U.S. Sen. Ted Kennedy, D-Mass., rebuked DeLay, noting that "at a time when emotions are running high, Mr. DeLay needs to make clear that he is not advocating violence against anyone." Standing alone, DeLay's rhetoric would have been reckless in a country where we've recently seen the murders of a judge's family and of a judge in his own courtroom. Those ill-considered words begin to border on incitement when you consider that a man has already been arrested for plotting the murders of Greer and Schiavo's husband, Michael, and that a Michigan militia leader was ready to storm Schiavo's hospice at a moment's notice.

I've long suspected that some in the GOP were using the Schiavo situation as a test case to see just how much public resentment they could stir up against the courts. Now, with DeLay calling for a Judiciary Committee investigation of "the failure of the judiciary on the federal level," it appears that theory may hold some water. However, considering that 82 percent of the public opposed politicians' intervention in the Schiavo case, any attempt to tinker with the courts based on that situation will face very long odds. The Republicans' best political strategy at this point would be never to talk about the Schiavo case again.

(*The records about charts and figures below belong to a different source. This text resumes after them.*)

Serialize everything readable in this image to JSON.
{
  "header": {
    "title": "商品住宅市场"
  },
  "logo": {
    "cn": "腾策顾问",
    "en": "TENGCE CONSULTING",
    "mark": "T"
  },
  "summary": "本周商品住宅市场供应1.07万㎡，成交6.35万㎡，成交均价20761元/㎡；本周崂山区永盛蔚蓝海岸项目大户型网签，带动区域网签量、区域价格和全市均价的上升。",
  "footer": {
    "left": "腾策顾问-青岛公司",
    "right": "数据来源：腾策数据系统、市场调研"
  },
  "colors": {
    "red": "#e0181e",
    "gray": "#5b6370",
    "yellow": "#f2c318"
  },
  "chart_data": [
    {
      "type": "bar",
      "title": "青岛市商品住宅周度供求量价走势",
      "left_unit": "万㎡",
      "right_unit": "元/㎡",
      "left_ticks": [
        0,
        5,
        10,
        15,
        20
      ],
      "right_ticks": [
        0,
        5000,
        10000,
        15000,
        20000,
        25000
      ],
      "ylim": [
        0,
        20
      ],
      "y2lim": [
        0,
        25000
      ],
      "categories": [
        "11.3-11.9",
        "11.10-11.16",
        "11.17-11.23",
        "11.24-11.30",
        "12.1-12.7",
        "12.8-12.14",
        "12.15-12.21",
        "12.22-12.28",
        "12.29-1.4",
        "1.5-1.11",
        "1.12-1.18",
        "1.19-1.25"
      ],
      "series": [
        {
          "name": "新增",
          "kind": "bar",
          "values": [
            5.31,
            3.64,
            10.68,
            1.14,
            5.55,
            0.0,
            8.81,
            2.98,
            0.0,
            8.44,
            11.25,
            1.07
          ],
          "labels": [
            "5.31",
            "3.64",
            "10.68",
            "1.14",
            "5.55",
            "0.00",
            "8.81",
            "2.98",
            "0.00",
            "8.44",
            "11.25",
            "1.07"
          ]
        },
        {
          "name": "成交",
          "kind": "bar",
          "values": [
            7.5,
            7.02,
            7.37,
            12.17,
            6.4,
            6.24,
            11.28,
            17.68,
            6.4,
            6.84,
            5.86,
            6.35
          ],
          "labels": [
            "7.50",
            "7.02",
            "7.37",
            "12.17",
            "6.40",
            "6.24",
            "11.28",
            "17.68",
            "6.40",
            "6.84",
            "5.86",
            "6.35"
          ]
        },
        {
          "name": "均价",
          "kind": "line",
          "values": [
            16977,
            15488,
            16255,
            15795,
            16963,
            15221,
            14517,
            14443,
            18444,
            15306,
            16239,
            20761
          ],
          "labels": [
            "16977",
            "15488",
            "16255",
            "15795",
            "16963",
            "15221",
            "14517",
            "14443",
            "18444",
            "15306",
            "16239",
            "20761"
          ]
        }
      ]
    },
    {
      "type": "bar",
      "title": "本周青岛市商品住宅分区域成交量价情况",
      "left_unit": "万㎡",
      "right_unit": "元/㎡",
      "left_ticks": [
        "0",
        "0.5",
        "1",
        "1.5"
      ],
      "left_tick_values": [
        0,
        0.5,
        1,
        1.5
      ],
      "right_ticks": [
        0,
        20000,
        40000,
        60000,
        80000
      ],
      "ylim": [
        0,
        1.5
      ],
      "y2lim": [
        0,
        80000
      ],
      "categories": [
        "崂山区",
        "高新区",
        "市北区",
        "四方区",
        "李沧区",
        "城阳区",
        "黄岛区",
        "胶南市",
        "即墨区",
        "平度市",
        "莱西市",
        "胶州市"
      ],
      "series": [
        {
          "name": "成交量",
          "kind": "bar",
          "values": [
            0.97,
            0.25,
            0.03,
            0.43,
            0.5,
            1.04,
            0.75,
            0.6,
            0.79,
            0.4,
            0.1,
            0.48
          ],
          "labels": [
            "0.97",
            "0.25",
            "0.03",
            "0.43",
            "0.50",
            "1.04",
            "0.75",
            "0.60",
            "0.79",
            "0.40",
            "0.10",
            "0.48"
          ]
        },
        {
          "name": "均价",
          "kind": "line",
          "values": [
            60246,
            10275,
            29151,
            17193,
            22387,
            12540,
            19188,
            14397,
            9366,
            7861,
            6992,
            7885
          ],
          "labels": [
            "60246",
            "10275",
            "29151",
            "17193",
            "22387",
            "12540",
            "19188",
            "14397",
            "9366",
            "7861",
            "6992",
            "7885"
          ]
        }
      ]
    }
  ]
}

The GOP also would benefit from reining in its No. 2 man in the House. DeLay has received three admonishments from the House Ethics Committee. Three of his associates have been indicted on money-laundering charges. Now he wants to put political pressure on the judiciary because judges didn't do what he wanted.

For the good of his party, for the good of his countrymen, and for the good of the Constitution, DeLay should resign as House majority leader.

3 Comments:

Anonymous Anonymous said...

And, of course, nothing is said about DeLay's own pulling of the plug episode a few years back. Because he would never do that...nooo, he's one of the creators of our wonderful "Culture of Life."

He's a prick.

-WN

11:47 AM  
Anonymous Anonymous said...

I just thought that DeLay meant the judges would burn in hell for all eternity. That seems to be a pretty popular form of condemnation these days.

10:33 AM  
Blogger Rurality said...

I really have to wonder about the lack of lightning bolts from the sky when anybody in Congress mentions "responsibility" nowdays.

Not to mention "answering for their behavior".